The Ministry of Highways and Infrastructure has eased spring road restrictions for farmers to haul their product to awaiting rail cars, in response to the backlog in grain movement.
"Our government is committed to assisting farmers in getting their grain out of the bins and to market as quickly as possible," Highways and Infrastructure Minister Don McMorris said.
"While we will continue to protect our investment in highways during the spring thaw, we will allow for some exceptions to spring road bans to facilitate farmers' urgent transportation needs."
Shippers and farmers may apply to district offices for permits that will allow for heavier than published spring weights. Circumstances where permits could be granted include roads where ministry staff determine heavier loads will not cause undue road damage, or during colder than seasonal temperatures.
Haulers must hold a permit to access the heavier weights.
This flexible approach applies only to agricultural commodities.
The ministry is also launching two pilot projects this year that will see nearly 37 kilometres of rural highway upgraded to supergrids, which will allow for year-round heavy hauling for shippers and farmers.
"Many highways across Saskatchewan are subject to weight restrictions during spring thaw," McMorris said. "Our supergrid pilot projects on Highways 361 and 47 will see low traffic volume, poor-condition roads upgraded to safer, full primary weight supergrids that are no longer subject to weight restrictions."

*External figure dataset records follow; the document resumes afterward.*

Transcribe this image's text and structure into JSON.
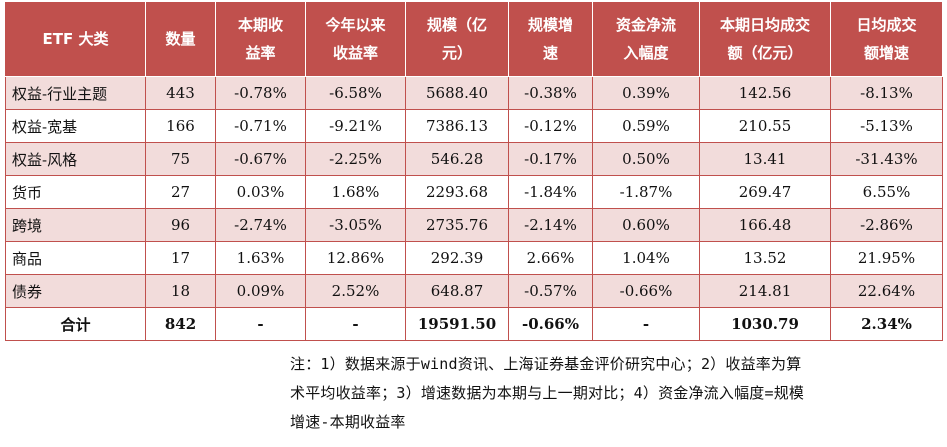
{
  "table": {
    "headers": [
      [
        "ETF 大类"
      ],
      [
        "数量"
      ],
      [
        "本期收",
        "益率"
      ],
      [
        "今年以来",
        "收益率"
      ],
      [
        "规模（亿",
        "元）"
      ],
      [
        "规模增",
        "速"
      ],
      [
        "资金净流",
        "入幅度"
      ],
      [
        "本期日均成交",
        "额（亿元）"
      ],
      [
        "日均成交",
        "额增速"
      ]
    ],
    "rows": [
      [
        "权益-行业主题",
        "443",
        "-0.78%",
        "-6.58%",
        "5688.40",
        "-0.38%",
        "0.39%",
        "142.56",
        "-8.13%"
      ],
      [
        "权益-宽基",
        "166",
        "-0.71%",
        "-9.21%",
        "7386.13",
        "-0.12%",
        "0.59%",
        "210.55",
        "-5.13%"
      ],
      [
        "权益-风格",
        "75",
        "-0.67%",
        "-2.25%",
        "546.28",
        "-0.17%",
        "0.50%",
        "13.41",
        "-31.43%"
      ],
      [
        "货币",
        "27",
        "0.03%",
        "1.68%",
        "2293.68",
        "-1.84%",
        "-1.87%",
        "269.47",
        "6.55%"
      ],
      [
        "跨境",
        "96",
        "-2.74%",
        "-3.05%",
        "2735.76",
        "-2.14%",
        "0.60%",
        "166.48",
        "-2.86%"
      ],
      [
        "商品",
        "17",
        "1.63%",
        "12.86%",
        "292.39",
        "2.66%",
        "1.04%",
        "13.52",
        "21.95%"
      ],
      [
        "债券",
        "18",
        "0.09%",
        "2.52%",
        "648.87",
        "-0.57%",
        "-0.66%",
        "214.81",
        "22.64%"
      ]
    ],
    "total": [
      "合计",
      "842",
      "-",
      "-",
      "19591.50",
      "-0.66%",
      "-",
      "1030.79",
      "2.34%"
    ]
  },
  "note": {
    "lines": [
      "注：1）数据来源于wind资讯、上海证券基金评价研究中心；2）收益率为算",
      "术平均收益率；3）增速数据为本期与上一期对比；4）资金净流入幅度=规模",
      "增速-本期收益率"
    ]
  },
  "colors": {
    "header_bg": "#c0504d",
    "stripe_bg": "#f2dcdb",
    "border": "#c0504d"
  }
}
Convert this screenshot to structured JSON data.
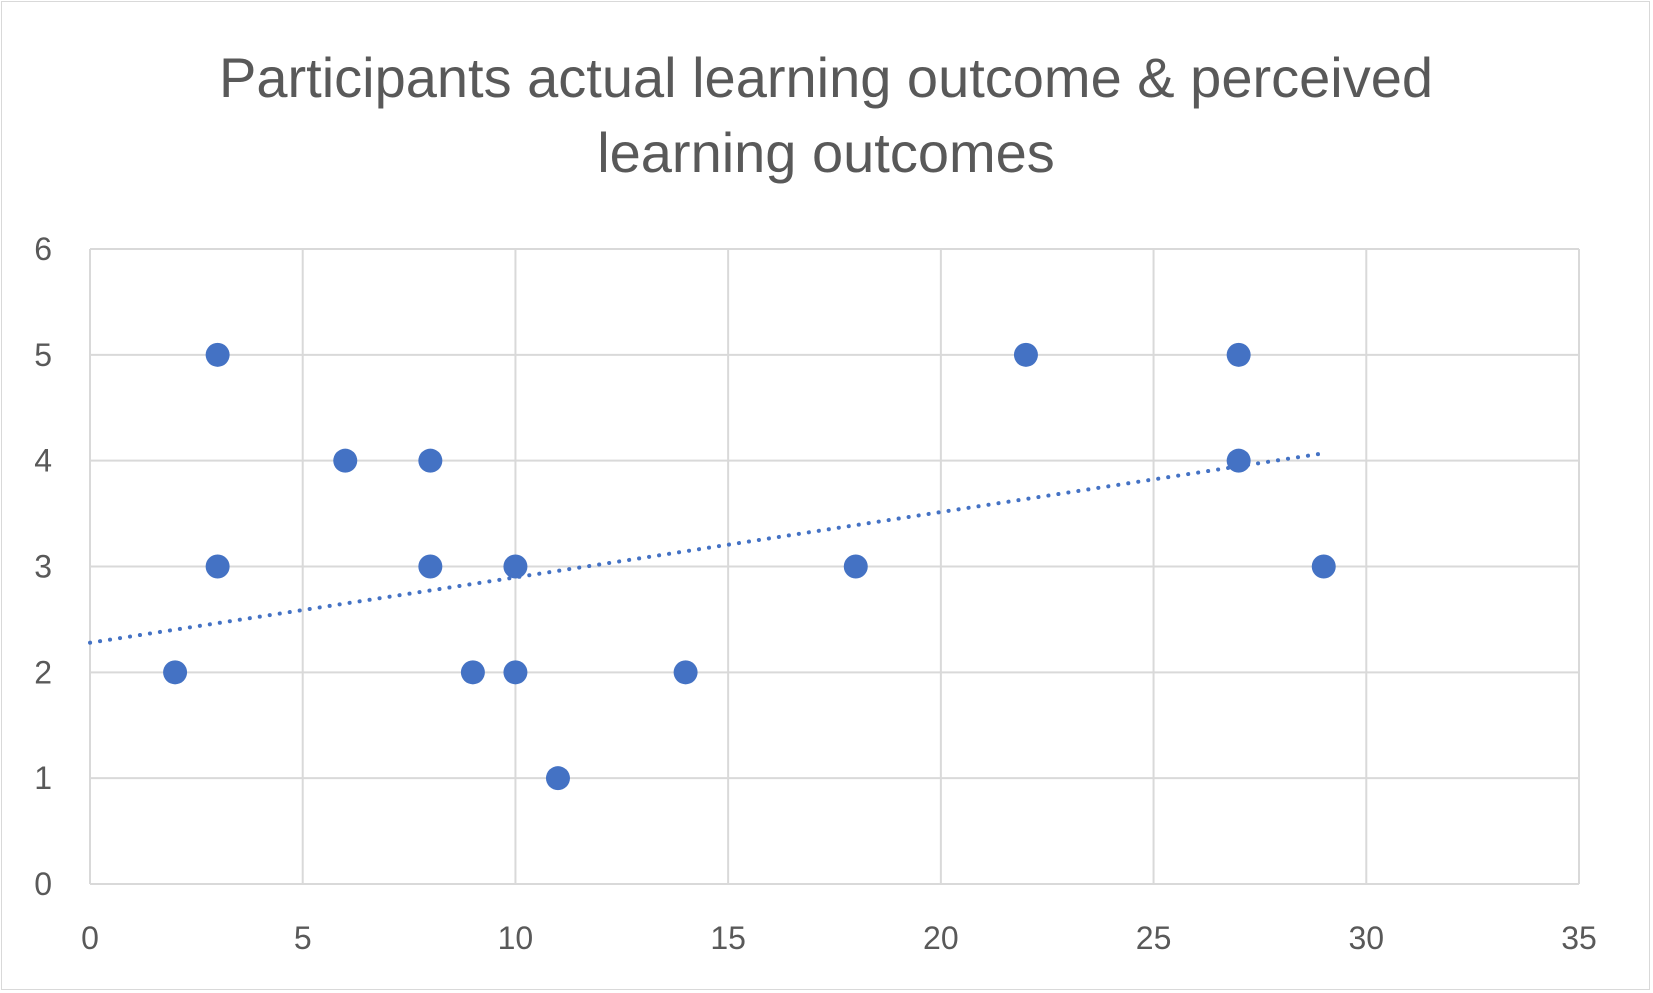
{
  "chart_data": {
    "type": "scatter",
    "title": "Participants actual learning outcome & perceived learning outcomes",
    "title_lines": [
      "Participants actual learning outcome & perceived",
      "learning outcomes"
    ],
    "xlabel": "",
    "ylabel": "",
    "xlim": [
      0,
      35
    ],
    "ylim": [
      0,
      6
    ],
    "x_ticks": [
      0,
      5,
      10,
      15,
      20,
      25,
      30,
      35
    ],
    "y_ticks": [
      0,
      1,
      2,
      3,
      4,
      5,
      6
    ],
    "grid": true,
    "legend": "none",
    "series": [
      {
        "color": "#4472c4",
        "points": [
          {
            "x": 2,
            "y": 2
          },
          {
            "x": 3,
            "y": 5
          },
          {
            "x": 3,
            "y": 3
          },
          {
            "x": 6,
            "y": 4
          },
          {
            "x": 8,
            "y": 4
          },
          {
            "x": 8,
            "y": 3
          },
          {
            "x": 9,
            "y": 2
          },
          {
            "x": 10,
            "y": 3
          },
          {
            "x": 10,
            "y": 2
          },
          {
            "x": 11,
            "y": 1
          },
          {
            "x": 14,
            "y": 2
          },
          {
            "x": 18,
            "y": 3
          },
          {
            "x": 22,
            "y": 5
          },
          {
            "x": 27,
            "y": 5
          },
          {
            "x": 27,
            "y": 4
          },
          {
            "x": 29,
            "y": 3
          }
        ]
      }
    ],
    "trendline": {
      "type": "linear",
      "style": "dotted",
      "color": "#4472c4",
      "from": {
        "x": 0,
        "y": 2.28
      },
      "to": {
        "x": 29,
        "y": 4.07
      }
    },
    "colors": {
      "gridline": "#d9d9d9",
      "text": "#595959",
      "marker": "#4472c4"
    }
  }
}
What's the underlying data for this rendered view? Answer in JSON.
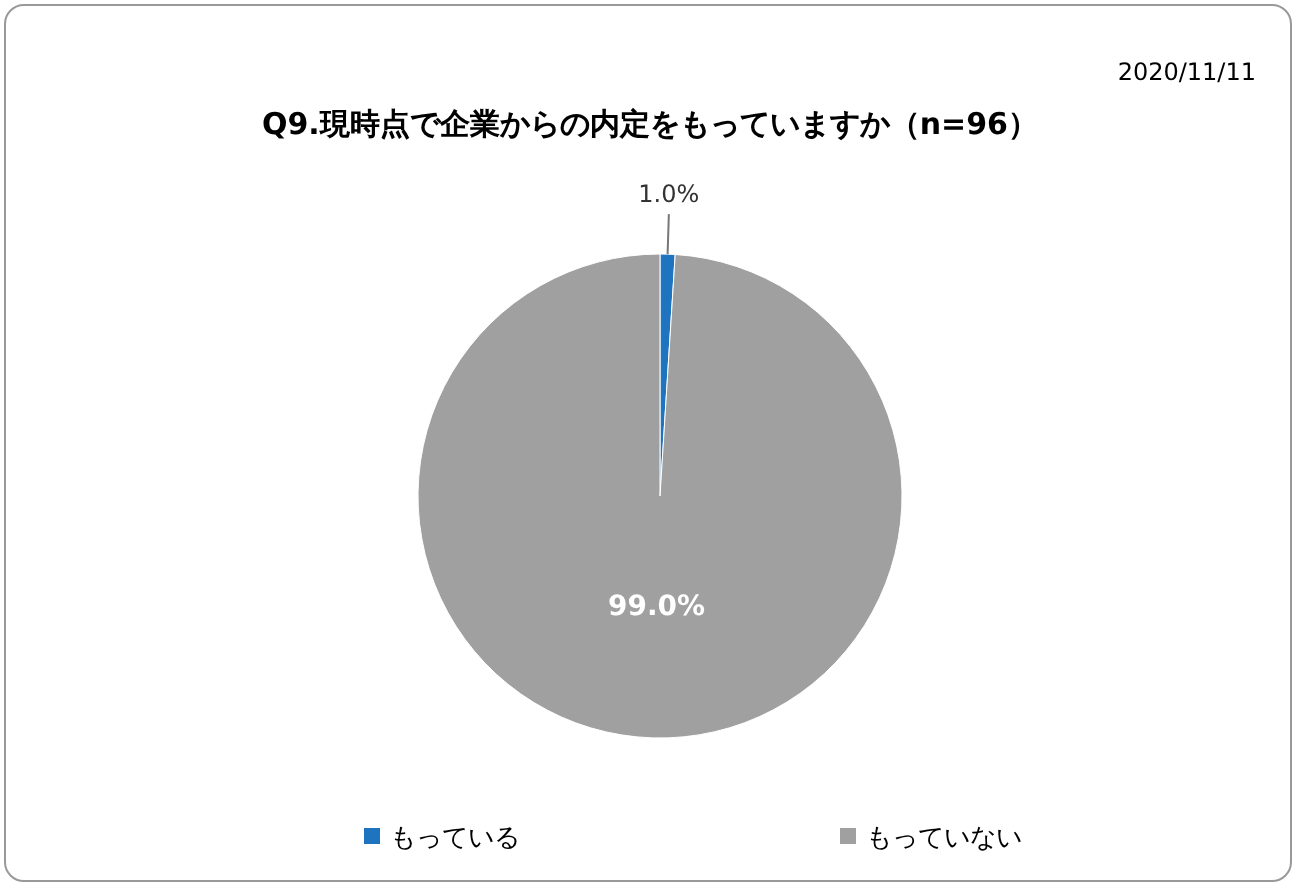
{
  "chart_data": {
    "type": "pie",
    "title": "Q9.現時点で企業からの内定をもっていますか（n=96）",
    "categories": [
      "もっている",
      "もっていない"
    ],
    "values": [
      1.0,
      99.0
    ],
    "colors": [
      "#1f74c0",
      "#a0a0a0"
    ],
    "value_labels": [
      "1.0%",
      "99.0%"
    ],
    "legend": "bottom",
    "annotations": [
      "2020/11/11"
    ]
  }
}
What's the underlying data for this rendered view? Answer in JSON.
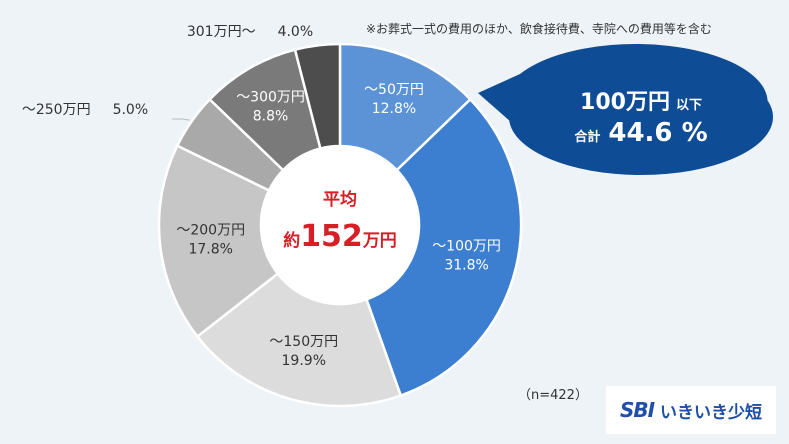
{
  "note": "※お葬式一式の費用のほか、飲食接待費、寺院への費用等を含む",
  "sample": "（n=422）",
  "center": {
    "line1": "平均",
    "prefix": "約",
    "number": "152",
    "suffix": "万円"
  },
  "callout": {
    "amount": "100万円",
    "amount_suffix": "以下",
    "total_label": "合計",
    "total_value": "44.6 %"
  },
  "logo": {
    "mark": "SBI",
    "name": "いきいき少短"
  },
  "colors": {
    "blue_light": "#5b93d6",
    "blue": "#3c7fd1",
    "callout": "#0f4c96",
    "center_text": "#d81f26"
  },
  "chart_data": {
    "type": "pie",
    "donut": true,
    "start": "12 o'clock",
    "direction": "clockwise",
    "slices": [
      {
        "label": "～50万円",
        "value": 12.8,
        "value_label": "12.8%",
        "color": "#5b93d6",
        "text_color": "#ffffff"
      },
      {
        "label": "～100万円",
        "value": 31.8,
        "value_label": "31.8%",
        "color": "#3c7fd1",
        "text_color": "#ffffff"
      },
      {
        "label": "～150万円",
        "value": 19.9,
        "value_label": "19.9%",
        "color": "#dcdcdc",
        "text_color": "#333333"
      },
      {
        "label": "～200万円",
        "value": 17.8,
        "value_label": "17.8%",
        "color": "#c6c6c6",
        "text_color": "#333333"
      },
      {
        "label": "～250万円",
        "value": 5.0,
        "value_label": "5.0%",
        "color": "#a9a9a9",
        "text_color": "#333333"
      },
      {
        "label": "～300万円",
        "value": 8.8,
        "value_label": "8.8%",
        "color": "#7a7a7a",
        "text_color": "#ffffff"
      },
      {
        "label": "301万円～",
        "value": 4.0,
        "value_label": "4.0%",
        "color": "#4d4d4d",
        "text_color": "#333333"
      }
    ]
  }
}
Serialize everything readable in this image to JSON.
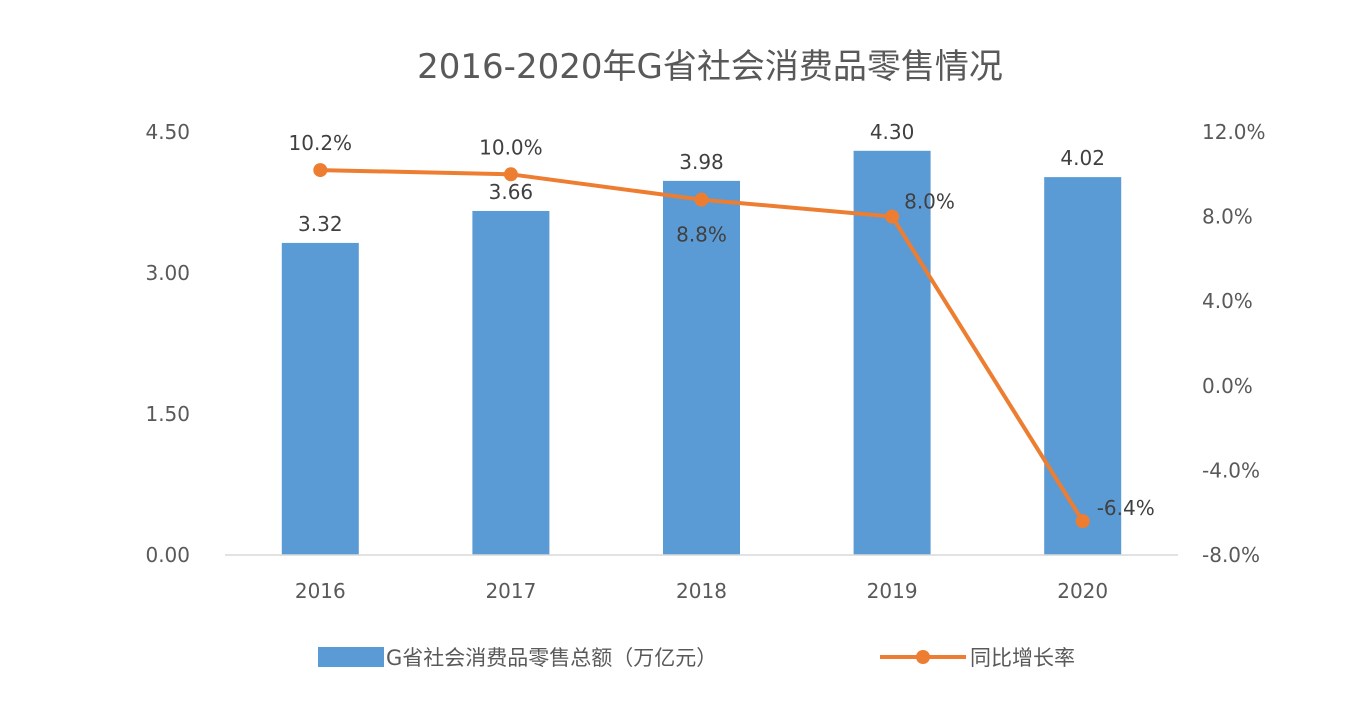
{
  "chart_data": {
    "type": "bar+line",
    "title": "2016-2020年G省社会消费品零售情况",
    "categories": [
      "2016",
      "2017",
      "2018",
      "2019",
      "2020"
    ],
    "series": [
      {
        "name": "G省社会消费品零售总额（万亿元）",
        "type": "bar",
        "axis": "left",
        "values": [
          3.32,
          3.66,
          3.98,
          4.3,
          4.02
        ],
        "labels": [
          "3.32",
          "3.66",
          "3.98",
          "4.30",
          "4.02"
        ]
      },
      {
        "name": "同比增长率",
        "type": "line",
        "axis": "right",
        "values": [
          10.2,
          10.0,
          8.8,
          8.0,
          -6.4
        ],
        "labels": [
          "10.2%",
          "10.0%",
          "8.8%",
          "8.0%",
          "-6.4%"
        ]
      }
    ],
    "y_left": {
      "min": 0,
      "max": 4.5,
      "ticks": [
        "0.00",
        "1.50",
        "3.00",
        "4.50"
      ]
    },
    "y_right": {
      "min": -8,
      "max": 12,
      "ticks": [
        "-8.0%",
        "-4.0%",
        "0.0%",
        "4.0%",
        "8.0%",
        "12.0%"
      ]
    },
    "grid": false,
    "legend_position": "bottom",
    "colors": {
      "bar": "#5B9BD5",
      "line": "#ED7D31",
      "axis": "#D9D9D9"
    }
  }
}
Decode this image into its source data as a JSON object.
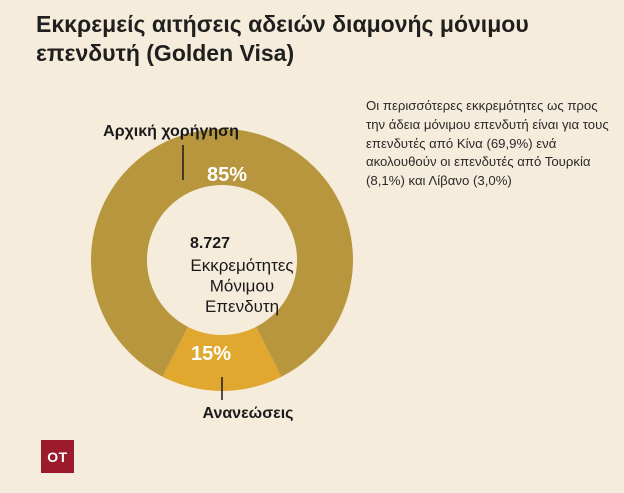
{
  "title": "Εκκρεμείς αιτήσεις αδειών διαμονής μόνιμου επενδυτή (Golden Visa)",
  "note": "Οι περισσότερες εκκρεμότητες ως προς την άδεια μόνιμου επενδυτή είναι για τους επενδυτές από Κίνα (69,9%) ενά ακολουθούν οι επενδυτές από Τουρκία (8,1%) και Λίβανο (3,0%)",
  "logo": "OT",
  "colors": {
    "background": "#f6ecdc",
    "initial": "#b8963e",
    "renewal": "#e0a82e",
    "logo": "#9b1b2d"
  },
  "chart_data": {
    "type": "pie",
    "donut": true,
    "title": "",
    "center": {
      "value": "8.727",
      "label_lines": [
        "Εκκρεμότητες",
        "Μόνιμου",
        "Επενδυτη"
      ]
    },
    "categories": [
      "Αρχική χορήγηση",
      "Ανανεώσεις"
    ],
    "values": [
      85,
      15
    ],
    "data_labels": [
      "85%",
      "15%"
    ]
  }
}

Supergrids, at half of the cost of a primary weight pavement, have been used successfully in Alberta and other jurisdictions. These wider grid roads, built on an engineered base, can accommodate the heaviest allowable payloads. The two supergrid projects, which are planned for construction this year, are:
*Thirty-one kilometres of Highway 361 from the junction of Highway 9 east to Alida;
*A 5 1/2 kilometre portion of Highway 47, beginning 20 kilometres north of Stoughton.
"We are pleased that the government recognized the need for improvements on Highway 361, and we look forward to the upgrades," Alida Mayor James Boettcher said. "There is a tremendous amount of oil and gas activity in our area, but with that comes the need to upgrade the road system to accommodate heavy truck traffic."
With the recently announced budget, the province has invested $1.8 billion in transportation since 2011, well ahead of the pace to meet the government's commitment to invest $2.2 billion over four years.